What, then, are the solutions? Firstly, the government should honour its promise to assess the effects of its policy in a genuinely unbiased manner. A policy U-turn is neither politically feasible nor likely to be effective, given the high levels of problem drinking before the liberalisation of drinking laws. One strategy likely to yield benefit over the medium term is control of advertising and promotion, which has proved effective with tobacco. Another would be differential taxation, that is, lowering taxes on low-strength beverages and increasing those on more potent ones using the Australian model that has been successful in reducing overall consumption in another country with a heavy drinking culture.9,10 Another would be to make being drunk socially unacceptable and ‘untrendy’. If the government truly wishes to reduce the huge fallout from problem drinking, it must have the courage of its convictions to resist corporate pressure.
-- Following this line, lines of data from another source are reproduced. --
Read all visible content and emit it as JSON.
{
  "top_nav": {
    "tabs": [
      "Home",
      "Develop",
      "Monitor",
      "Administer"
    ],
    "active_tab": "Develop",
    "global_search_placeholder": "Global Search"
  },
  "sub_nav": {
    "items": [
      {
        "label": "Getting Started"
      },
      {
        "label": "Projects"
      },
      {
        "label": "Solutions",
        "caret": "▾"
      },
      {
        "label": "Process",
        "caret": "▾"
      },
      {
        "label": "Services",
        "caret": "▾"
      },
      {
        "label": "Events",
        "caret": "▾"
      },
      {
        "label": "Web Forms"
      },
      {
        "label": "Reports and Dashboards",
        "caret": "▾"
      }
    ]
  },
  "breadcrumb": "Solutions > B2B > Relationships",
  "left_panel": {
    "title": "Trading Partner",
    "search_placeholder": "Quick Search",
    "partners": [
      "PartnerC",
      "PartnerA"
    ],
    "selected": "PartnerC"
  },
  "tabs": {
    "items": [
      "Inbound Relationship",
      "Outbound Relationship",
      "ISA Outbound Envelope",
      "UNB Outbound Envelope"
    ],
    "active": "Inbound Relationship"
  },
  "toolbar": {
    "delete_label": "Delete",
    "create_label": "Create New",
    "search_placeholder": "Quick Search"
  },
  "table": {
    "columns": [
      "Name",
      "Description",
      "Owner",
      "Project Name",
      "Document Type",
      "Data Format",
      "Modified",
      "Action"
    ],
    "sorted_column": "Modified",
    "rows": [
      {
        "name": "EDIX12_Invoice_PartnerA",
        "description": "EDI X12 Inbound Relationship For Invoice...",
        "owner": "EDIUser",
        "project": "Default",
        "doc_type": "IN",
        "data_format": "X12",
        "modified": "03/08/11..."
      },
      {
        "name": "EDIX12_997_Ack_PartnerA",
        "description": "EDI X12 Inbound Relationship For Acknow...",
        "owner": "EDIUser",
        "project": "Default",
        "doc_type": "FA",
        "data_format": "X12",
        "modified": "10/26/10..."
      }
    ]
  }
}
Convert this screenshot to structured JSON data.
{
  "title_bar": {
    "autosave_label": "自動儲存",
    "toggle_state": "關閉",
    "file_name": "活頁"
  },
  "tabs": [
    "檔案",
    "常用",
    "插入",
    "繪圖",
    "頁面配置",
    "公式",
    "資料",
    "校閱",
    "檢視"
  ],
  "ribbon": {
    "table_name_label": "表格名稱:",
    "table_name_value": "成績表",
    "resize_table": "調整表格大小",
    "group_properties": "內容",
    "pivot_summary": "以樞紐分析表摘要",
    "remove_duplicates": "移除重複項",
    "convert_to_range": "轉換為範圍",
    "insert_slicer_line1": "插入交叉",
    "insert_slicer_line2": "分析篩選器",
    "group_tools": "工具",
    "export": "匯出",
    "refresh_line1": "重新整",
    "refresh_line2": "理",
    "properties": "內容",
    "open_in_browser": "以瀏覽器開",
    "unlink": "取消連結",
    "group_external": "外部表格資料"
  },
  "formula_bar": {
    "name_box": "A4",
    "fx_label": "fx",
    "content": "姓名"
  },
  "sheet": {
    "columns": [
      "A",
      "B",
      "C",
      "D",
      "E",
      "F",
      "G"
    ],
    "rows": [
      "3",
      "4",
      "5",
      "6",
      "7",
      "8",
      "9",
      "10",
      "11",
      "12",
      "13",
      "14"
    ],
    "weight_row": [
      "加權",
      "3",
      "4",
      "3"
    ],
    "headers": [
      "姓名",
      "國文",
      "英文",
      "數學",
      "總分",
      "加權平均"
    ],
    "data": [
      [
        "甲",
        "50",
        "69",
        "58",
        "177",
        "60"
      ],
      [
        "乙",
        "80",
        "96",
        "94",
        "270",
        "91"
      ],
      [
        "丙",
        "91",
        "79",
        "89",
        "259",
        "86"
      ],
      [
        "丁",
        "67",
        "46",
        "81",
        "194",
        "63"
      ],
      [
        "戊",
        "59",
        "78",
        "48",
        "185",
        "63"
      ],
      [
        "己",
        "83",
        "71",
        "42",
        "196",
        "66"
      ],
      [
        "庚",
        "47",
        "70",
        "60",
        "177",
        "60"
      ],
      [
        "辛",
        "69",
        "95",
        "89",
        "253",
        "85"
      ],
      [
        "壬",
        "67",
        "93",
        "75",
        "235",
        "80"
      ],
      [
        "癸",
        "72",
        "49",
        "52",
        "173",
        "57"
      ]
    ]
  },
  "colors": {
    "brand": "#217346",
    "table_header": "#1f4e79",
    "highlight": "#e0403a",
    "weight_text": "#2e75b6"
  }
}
As Chancellor, Gordon Brown oversaw a decade-long sustained economic boom, albeit one that was always more fragile than the government and City economists acknowledged, dependent as it was on high street spending, in turn financed by colossal personal debt. As Prime Minister, Brown and his government must cope with a clearly worsening economy. Against this backdrop, some high-profile successes with social problems would be timely. Taking steps to correct a deeply-flawed policy on alcohol would be a high-profile hit, and win some lost respect in professional circles for not dancing to the corporate Pied Piper's tune.